PocketBell
- Industry: Telecommunications
- Services: Pager-related services
- Parent: Philippine Telegraph and Telephone Corporation

= PocketBell =

Philippine telecommunications company

Philippine Wireless Inc., doing business as PocketBell, was a telecommunications company which was the first to introduce pagers in the Philippines.

==History==
Philippine Wireless Inc. introduced PocketBell in the 1970s, becoming the first company to make pagers commercially available in the Philippines. From the 1970s until the mid-1980s, it virtually maintained a monopoly in the pager industry in the country. After the 1986 People Power Revolution which deposed President Ferdinand Marcos and installed Corazon Aquino as the new head of state, certain sectors of the Philippine economy was liberalized including telecommunications which allowed the entry of new companies in the pager industry. As much as 10 companies competed with Philippine Wireless at the peak of the pager industry in the country.

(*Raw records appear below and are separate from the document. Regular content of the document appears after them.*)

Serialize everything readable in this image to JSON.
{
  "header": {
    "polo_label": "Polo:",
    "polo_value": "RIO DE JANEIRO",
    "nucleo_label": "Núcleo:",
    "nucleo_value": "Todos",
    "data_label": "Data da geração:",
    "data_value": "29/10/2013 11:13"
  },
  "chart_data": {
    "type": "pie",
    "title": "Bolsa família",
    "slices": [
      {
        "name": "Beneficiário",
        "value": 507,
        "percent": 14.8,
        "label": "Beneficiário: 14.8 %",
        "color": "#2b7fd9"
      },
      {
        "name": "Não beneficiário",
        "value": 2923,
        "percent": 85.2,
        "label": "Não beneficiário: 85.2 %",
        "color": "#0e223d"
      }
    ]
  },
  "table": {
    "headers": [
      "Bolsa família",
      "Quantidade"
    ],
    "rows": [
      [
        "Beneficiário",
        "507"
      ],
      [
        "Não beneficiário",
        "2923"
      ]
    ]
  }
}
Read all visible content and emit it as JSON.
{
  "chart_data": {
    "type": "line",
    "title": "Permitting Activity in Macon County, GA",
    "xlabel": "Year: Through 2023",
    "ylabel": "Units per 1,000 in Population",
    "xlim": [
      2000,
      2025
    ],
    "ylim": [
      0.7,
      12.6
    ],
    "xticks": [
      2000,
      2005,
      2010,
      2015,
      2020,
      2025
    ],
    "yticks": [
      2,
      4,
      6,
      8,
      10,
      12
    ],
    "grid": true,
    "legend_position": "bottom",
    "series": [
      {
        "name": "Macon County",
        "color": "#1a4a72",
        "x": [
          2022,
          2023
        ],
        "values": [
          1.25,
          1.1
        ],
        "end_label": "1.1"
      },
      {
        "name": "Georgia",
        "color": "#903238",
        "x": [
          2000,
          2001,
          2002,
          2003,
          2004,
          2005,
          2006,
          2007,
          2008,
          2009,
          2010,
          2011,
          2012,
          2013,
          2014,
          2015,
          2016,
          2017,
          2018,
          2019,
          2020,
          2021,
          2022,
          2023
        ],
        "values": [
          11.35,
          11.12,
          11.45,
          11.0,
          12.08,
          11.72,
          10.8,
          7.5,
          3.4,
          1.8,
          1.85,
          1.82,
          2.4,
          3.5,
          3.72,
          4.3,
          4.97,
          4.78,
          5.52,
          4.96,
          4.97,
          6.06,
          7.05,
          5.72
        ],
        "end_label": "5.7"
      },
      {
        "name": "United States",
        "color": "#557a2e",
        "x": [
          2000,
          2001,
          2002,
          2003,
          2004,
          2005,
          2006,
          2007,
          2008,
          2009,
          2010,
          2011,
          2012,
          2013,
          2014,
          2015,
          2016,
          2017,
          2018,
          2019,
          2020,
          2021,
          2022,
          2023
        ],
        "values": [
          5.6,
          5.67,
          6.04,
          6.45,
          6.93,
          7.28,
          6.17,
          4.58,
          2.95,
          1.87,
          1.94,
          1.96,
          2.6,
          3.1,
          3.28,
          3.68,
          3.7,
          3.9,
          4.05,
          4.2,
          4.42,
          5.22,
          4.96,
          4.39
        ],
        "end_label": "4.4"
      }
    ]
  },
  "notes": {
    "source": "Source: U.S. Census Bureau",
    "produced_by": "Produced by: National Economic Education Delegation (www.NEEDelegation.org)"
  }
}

A shareholder dispute within Philippine Wireless in the 1990s, which ended with the Santiago family gaining control of the company, allowed PocketBell's competitors to break its monopoly. In the 1990s, PocketBell's main competitor was EasyCall. Another competing company called Digipage also entered the market in 1991. Philippine Wireless along with EasyCall claim that they own 50 percent of the market share in the Philippine pager industry.

The introduction of mobile phones with short message service (SMS) functionality in the late 1990s and the 1997 Asian financial crisis caused Philippine Wireless' to end its pager services. They planned to introduce two-way paging as a response to the introduction of SMS but failed to do so.